Your GA All Sessions number should match the Default Social Users number.
If you have a lot of social traffic, you may run out of fields if you keep selecting OR for each criterion. If that’s the case, consider using Regex to include multiple criteria in one field.
Use Matches Regex to include multiple criteria in one field.
To use Regex, select Source > Matches Regex. Use the pipe (see the image above) with no spaces before or after each criterion to signify OR. To get the pipe, hold shift and press the backslash key.
#2: Isolate Social Media Users in the Data Set
The next step is to set up the data so you can isolate traffic into two groups: default social users and social link clickers.
Default users are those who came to your site from social media and are automatically tracked by Google Analytics. These users did not come from the links you created and shared.

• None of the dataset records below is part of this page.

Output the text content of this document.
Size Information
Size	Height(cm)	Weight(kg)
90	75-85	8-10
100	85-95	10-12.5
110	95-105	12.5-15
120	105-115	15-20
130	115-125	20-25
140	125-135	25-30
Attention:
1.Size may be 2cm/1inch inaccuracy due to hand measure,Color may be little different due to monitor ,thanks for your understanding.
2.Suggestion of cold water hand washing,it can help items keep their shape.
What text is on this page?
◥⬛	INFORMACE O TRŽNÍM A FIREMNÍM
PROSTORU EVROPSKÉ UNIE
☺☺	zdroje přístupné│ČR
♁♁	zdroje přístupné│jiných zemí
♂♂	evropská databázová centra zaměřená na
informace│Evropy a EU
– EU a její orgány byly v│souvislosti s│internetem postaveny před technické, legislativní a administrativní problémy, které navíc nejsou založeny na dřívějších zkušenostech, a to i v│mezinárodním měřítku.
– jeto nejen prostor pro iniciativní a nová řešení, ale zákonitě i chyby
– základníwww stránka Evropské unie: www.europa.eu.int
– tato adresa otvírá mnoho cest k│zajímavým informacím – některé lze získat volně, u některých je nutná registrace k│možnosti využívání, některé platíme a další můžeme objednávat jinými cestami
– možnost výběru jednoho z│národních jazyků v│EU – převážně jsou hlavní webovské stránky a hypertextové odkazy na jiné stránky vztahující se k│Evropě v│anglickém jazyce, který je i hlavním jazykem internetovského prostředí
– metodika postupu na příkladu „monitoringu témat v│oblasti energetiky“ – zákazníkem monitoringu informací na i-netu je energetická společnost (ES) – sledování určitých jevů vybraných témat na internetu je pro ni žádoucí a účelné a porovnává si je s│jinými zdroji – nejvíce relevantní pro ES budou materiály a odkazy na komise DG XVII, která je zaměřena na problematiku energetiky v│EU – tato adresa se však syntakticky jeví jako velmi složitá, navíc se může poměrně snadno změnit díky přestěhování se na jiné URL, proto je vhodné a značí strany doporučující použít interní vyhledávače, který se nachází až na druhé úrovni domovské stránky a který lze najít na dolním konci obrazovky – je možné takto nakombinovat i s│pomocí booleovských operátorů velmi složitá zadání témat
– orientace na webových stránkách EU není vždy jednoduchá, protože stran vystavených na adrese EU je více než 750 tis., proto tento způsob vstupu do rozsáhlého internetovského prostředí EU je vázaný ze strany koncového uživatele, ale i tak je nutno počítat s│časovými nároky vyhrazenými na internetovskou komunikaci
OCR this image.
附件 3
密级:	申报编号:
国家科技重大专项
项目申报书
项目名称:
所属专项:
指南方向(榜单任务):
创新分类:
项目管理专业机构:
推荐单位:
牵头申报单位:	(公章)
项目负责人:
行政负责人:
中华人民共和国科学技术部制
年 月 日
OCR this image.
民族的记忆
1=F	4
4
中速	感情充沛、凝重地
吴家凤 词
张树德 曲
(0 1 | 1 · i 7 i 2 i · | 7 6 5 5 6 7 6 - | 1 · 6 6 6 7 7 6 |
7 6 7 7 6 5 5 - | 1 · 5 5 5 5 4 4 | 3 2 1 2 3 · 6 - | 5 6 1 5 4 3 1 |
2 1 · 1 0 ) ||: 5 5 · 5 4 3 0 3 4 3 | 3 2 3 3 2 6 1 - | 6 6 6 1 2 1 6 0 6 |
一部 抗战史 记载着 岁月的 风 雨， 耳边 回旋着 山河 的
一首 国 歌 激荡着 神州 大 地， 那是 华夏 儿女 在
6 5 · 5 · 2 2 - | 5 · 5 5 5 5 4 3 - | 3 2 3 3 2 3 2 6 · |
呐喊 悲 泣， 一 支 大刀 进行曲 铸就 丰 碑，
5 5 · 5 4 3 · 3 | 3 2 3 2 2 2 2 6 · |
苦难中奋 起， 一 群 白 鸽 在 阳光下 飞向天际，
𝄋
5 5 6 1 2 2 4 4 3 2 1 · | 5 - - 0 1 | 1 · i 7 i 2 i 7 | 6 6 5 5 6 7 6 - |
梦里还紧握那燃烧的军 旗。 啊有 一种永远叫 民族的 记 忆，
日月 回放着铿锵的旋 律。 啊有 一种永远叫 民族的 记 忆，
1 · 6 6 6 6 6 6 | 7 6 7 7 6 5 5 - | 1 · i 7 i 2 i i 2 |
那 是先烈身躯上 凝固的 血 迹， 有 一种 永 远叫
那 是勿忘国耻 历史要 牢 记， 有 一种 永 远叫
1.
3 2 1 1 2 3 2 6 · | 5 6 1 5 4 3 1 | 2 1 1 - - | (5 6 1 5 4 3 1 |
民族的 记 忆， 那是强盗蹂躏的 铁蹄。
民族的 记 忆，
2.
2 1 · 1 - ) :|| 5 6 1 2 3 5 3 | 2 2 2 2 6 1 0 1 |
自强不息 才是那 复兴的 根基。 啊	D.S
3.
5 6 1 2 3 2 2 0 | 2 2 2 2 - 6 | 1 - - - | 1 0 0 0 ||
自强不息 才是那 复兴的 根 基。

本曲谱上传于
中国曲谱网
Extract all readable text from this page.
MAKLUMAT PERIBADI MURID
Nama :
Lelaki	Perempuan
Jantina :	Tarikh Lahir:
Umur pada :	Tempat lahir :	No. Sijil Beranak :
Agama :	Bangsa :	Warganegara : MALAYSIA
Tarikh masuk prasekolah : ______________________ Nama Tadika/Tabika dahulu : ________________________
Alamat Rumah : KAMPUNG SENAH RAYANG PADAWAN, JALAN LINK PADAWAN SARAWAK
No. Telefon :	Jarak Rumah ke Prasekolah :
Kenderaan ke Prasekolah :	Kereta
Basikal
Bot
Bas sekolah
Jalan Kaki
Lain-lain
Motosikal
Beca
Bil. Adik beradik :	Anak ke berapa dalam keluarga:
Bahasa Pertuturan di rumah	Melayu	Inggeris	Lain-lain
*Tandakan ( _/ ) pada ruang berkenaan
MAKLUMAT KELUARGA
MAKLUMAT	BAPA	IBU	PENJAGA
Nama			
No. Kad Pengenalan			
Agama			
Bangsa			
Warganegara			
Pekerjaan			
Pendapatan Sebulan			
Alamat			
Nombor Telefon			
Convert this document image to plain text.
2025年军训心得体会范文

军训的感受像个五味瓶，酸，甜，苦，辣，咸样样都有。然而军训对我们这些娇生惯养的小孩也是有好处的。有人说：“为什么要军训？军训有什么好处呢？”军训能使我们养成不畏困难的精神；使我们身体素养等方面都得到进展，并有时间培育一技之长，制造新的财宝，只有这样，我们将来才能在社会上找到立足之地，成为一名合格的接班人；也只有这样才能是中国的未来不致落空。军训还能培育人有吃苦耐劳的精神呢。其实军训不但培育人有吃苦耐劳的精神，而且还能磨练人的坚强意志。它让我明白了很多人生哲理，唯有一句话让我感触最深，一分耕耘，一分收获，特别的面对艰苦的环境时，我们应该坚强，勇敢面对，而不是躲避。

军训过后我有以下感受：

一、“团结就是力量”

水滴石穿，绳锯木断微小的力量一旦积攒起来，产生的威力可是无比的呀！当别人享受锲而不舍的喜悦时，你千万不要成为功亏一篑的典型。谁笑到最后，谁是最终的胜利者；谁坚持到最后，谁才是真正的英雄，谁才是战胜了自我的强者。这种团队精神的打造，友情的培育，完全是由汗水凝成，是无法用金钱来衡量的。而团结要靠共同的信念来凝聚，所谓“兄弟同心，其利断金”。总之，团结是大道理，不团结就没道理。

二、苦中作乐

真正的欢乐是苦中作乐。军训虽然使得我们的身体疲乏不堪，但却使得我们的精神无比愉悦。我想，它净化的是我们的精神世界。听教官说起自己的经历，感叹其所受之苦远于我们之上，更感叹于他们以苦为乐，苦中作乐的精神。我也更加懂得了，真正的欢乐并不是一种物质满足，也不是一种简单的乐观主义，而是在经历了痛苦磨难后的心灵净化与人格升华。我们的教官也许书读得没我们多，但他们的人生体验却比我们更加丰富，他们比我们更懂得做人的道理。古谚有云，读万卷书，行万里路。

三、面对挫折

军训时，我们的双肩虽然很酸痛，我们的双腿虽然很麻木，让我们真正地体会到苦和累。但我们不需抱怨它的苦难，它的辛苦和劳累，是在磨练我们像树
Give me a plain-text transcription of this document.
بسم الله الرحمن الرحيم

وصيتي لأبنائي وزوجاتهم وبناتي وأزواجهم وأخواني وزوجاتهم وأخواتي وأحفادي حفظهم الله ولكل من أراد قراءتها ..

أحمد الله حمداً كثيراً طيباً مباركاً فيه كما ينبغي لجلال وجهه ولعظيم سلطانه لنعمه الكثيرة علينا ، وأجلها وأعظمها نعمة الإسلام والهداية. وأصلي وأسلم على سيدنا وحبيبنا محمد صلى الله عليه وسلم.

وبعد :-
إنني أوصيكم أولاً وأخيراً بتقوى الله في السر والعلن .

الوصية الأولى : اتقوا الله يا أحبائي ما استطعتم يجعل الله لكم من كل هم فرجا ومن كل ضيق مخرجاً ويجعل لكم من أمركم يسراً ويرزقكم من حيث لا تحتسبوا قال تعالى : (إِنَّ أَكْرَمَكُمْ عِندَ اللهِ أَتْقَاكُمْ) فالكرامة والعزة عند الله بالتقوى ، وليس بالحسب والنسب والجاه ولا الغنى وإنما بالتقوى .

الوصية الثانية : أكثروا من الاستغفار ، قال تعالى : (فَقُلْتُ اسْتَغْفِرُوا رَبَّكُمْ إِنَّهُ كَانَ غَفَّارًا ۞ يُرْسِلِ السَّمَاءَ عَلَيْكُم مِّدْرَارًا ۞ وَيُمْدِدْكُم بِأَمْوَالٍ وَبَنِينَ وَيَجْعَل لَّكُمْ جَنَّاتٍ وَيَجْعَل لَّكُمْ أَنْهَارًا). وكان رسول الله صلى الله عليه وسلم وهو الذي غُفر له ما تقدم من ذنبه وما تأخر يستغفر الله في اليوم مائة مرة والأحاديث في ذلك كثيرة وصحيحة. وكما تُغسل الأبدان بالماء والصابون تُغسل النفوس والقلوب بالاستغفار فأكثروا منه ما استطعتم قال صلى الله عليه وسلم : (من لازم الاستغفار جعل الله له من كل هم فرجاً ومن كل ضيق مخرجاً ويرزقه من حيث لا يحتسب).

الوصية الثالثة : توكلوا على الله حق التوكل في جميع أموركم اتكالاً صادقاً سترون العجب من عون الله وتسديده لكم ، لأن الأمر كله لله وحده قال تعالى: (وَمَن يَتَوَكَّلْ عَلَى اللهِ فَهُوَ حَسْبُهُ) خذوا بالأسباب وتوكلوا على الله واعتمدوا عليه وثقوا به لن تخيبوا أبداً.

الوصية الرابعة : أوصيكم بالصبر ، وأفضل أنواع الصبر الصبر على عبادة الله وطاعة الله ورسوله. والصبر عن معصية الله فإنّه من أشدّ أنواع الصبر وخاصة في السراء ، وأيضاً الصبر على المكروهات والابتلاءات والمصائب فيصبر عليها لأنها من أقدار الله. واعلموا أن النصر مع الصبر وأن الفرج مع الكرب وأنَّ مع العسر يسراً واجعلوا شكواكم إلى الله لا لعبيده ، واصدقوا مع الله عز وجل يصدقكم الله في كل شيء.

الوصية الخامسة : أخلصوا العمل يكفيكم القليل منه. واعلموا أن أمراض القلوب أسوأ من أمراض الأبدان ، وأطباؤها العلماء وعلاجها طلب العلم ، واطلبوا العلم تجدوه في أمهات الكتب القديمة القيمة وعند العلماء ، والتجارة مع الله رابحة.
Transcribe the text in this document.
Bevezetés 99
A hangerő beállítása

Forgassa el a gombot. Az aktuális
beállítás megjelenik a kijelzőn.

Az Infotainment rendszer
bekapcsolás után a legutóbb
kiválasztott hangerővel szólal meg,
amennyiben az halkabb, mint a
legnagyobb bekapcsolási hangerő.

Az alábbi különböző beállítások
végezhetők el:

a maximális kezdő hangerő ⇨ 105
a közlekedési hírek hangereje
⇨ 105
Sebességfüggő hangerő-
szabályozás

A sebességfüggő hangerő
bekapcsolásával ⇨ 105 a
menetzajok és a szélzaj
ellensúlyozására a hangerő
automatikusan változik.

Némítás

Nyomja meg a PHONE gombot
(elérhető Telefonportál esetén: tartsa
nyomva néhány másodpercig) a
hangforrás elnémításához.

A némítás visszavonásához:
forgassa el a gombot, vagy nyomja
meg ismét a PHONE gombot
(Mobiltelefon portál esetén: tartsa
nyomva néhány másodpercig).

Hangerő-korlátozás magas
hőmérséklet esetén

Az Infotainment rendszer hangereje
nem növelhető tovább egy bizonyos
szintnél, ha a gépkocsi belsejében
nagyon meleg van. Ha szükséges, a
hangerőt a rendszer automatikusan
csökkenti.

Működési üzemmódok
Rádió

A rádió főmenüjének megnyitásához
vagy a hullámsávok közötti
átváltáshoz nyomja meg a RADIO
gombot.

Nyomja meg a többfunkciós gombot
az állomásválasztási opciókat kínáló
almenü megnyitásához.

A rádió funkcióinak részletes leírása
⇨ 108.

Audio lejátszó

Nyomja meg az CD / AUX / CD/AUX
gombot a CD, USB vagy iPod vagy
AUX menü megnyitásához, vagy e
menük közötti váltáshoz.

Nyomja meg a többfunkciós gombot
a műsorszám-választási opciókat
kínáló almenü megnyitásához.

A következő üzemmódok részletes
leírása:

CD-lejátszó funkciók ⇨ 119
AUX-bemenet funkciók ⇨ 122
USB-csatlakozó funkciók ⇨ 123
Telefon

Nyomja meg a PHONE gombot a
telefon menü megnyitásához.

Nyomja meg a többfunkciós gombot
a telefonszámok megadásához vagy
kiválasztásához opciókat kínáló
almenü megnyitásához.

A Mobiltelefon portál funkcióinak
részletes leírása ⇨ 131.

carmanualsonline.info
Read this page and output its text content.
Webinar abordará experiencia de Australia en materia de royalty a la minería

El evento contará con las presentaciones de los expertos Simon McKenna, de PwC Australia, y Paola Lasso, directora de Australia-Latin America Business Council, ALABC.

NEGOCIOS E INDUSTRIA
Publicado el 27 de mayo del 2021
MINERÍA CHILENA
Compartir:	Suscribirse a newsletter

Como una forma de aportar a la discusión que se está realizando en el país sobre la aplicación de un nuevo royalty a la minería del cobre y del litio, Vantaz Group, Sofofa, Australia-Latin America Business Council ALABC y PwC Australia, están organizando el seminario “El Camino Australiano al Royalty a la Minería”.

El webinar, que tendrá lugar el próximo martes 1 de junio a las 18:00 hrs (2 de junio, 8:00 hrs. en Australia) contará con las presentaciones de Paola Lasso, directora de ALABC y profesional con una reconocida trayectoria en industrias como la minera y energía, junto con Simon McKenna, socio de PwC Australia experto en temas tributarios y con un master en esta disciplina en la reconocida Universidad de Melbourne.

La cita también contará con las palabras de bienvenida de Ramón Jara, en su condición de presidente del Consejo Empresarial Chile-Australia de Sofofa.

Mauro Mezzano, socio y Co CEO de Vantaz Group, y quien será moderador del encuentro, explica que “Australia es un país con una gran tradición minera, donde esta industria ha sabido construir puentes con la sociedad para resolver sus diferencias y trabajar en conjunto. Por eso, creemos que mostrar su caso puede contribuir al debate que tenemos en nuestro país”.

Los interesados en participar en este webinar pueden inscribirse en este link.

Social link clickers are users who clicked on the links you distributed on your social media properties and the earned traffic that resulted from shares of those links.
To isolate the two groups, use the Google URL builder to create trackable links you can share on your social networks.
First, I suggest you create an excel spreadsheet that includes all of your sources and media so you can copy and paste them into the URL builder and keep your data clean.
Use Google’s URL builder to separately track default users and social link clickers.
Before you complete the URL builder fields, be aware that capitalization and spacing matter! Whether you’re using title case or lowercase, be consistent. For example, Ebook, ebook , E Book and EBook will show up as separate data sets in Google Analytics.
In the URL builder, type in the URL you want to share. This must be a link to your website.
Step 2 in the URL builder is where you add meta data to your link that Google Analytics will be able to read and include in your data set.
In the Campaign Source field, type SLC + (the social network). SLC means social link clicker and is the key to isolating these users. Be sure you include it!
Track SLC in the Campaign Source.
Enter the content type in the Campaign Medium field (e.g., blog post, infographic, video, etc.).
Type the content title in the Campaign Name field (e.g., How to Create Social Media Control Groups in Google Analytics).
When you’re done, click Submit. You’ll get a long URL—copy it and shorten it with your social media management tool. Next, add your status update and post it.
Follow the steps in section #1 to add a custom segment that contains SLC in the source so you can run reports.
#3: Analyze the Data
Before you analyze your data, come up with a list of questions you want the data to answer, and then list the metrics you’ll use to answer those questions.
Here are a few ideas for questions to answer: Does sharing content on social channels influence consideration for products and services? Does sharing content published on your website influence a higher or lower propensity for consideration? Does curating content influence a higher or lower propensity for consideration?
Use custom segments to analyze control groups.
To conduct your analysis, use the custom segments you created for GA default social users and social link clickers.
Export the Google Analytics data to Excel to calculate percent changes between your control groups.
Navigate to the reports that hold the metrics you want to analyze, then copy and paste the metrics into an Excel spreadsheet or use the Export function to create a file with raw data that you can open in Excel.
Calculate the percent changes from one group to the other to see where the outliers are and highlight the insights you find in the data.
Interested in conducting an analysis like this inside of your Google Analytics account?Here are resources with the pre-built segments and a custom report on goal conversion data.
Understanding how to measure social media ROI has been the number-one topic marketers want to understand for the last four years.
Look at how social media influences the customer journey of awareness, engagement, consideration, acquisition, retention, advocacy and loyalty.
Use Google Analytics to set up control groups to identify the website visits.